Please help me if you can.
If you want to perform feature selection on the data before running the algorithm you have two options:
In the Classify tab use AttributeSelectedClassifier (under the meta folder). There you can configure the feature selection algorithm you want. (The default is J48 with CfsSubsetEval).
In the Preprocess tab find and apply AttributeSelect filter (located at supervised\attribute folder). The default here is also the CfsSubsetEval algorithm.
Notice that the first method will apply the algorithm only on the train set when you'll evaluate the algorithm, while the second method will use the entire dataset and will remove features that were not selected (you can use undo to bring them back).
Notice that the way J48 selects features during the training process will remain the same. To change it you need to implement your own algorithm or change the current implementation.

Remove Missing Values in Weka

I'm using a dataset in Weka for classfication that includes missing values. As far as I understood, Weka replaces them automatically with the Modes or Mean of the training data (using the filter unsupervised/attribute/ReplaceMissingValues) when using a classifier like NaiveBayes.
I would like to try removing them, to see how this effects the quality of the classifier.

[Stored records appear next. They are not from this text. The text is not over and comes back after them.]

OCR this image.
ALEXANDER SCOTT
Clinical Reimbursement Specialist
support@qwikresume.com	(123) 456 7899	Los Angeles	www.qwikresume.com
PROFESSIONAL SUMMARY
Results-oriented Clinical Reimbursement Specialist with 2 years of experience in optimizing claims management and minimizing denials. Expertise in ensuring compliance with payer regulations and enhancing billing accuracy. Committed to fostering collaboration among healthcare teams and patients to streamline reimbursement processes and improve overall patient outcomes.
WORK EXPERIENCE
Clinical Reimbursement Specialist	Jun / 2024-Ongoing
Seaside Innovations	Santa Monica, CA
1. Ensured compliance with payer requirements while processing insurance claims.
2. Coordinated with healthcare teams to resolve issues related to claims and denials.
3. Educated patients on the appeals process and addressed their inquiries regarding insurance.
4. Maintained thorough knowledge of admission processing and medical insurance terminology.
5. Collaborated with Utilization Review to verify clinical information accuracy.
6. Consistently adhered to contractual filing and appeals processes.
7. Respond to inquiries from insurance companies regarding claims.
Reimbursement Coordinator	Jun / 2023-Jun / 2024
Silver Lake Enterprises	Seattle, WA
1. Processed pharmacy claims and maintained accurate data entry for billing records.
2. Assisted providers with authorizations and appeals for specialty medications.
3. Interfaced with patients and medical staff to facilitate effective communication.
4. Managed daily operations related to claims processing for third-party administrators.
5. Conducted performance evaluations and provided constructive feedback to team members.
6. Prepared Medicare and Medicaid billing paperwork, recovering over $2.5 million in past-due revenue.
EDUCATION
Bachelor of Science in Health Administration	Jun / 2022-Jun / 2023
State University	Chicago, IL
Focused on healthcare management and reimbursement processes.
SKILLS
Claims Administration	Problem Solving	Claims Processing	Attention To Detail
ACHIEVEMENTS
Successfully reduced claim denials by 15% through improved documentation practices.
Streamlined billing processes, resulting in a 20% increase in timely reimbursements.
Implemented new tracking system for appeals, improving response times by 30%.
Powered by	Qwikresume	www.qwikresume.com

Is there a filter to do that?
See this answer below for a better, modern approach.
My approach is not the perfect one because IF you have more than 5 or 6 attributes then it becomes quite cumbersome to apply but I can suggest that MultiFilter should be used for this purpose if only a few attributes have missing values.
If you have missing values in 2 attributes then you'll use RemoveWithValues 2 times in a MultiFilter.
Load your data in Weka Explorer
Select MultiFilter from the Filter area
Click on MultiFilter and Add RemoveWithValues
Then configure each RemoveWithValues filter with the attribute index and select True in matchMissingValues
Save the filter settings and click Apply in Explorer.
Use the removeIf() method on weka.core.Instances using the method reference from weka.core.Instance for the hasMissingValue method, which returns a boolean if a given Instance has any missing values.
Instances dataset = source.getDataSet(); // for some source
dataset.removeIf(Instance::hasMissingValue);

what does the attribute selection in preprocess tab do in weka?

I cant seem to find out what attribute selection filter does in pre process tab? someone could please tell me in simple language as im new to weka
when i apply it to my dataset it seems to remove a couple of attributes but im unsure why
A real data set may contain many attributes. Applying any data mining process on this data set (e.g. finding clusters, generating a classification model ...) may take very long time.
Instead of that, we can select some attributes(dimensions) which is called the most discriminative attributes. These attributes can almost describe the data set with lower number of attributes and this will speed up any process done on the data.
Attribute selection tab contains many different methods for selecting these attributes. One of them is CFS Feature Set Evaluation This filter gives you the attributes that have higher correlation with the class label which makes them discriminative attributes.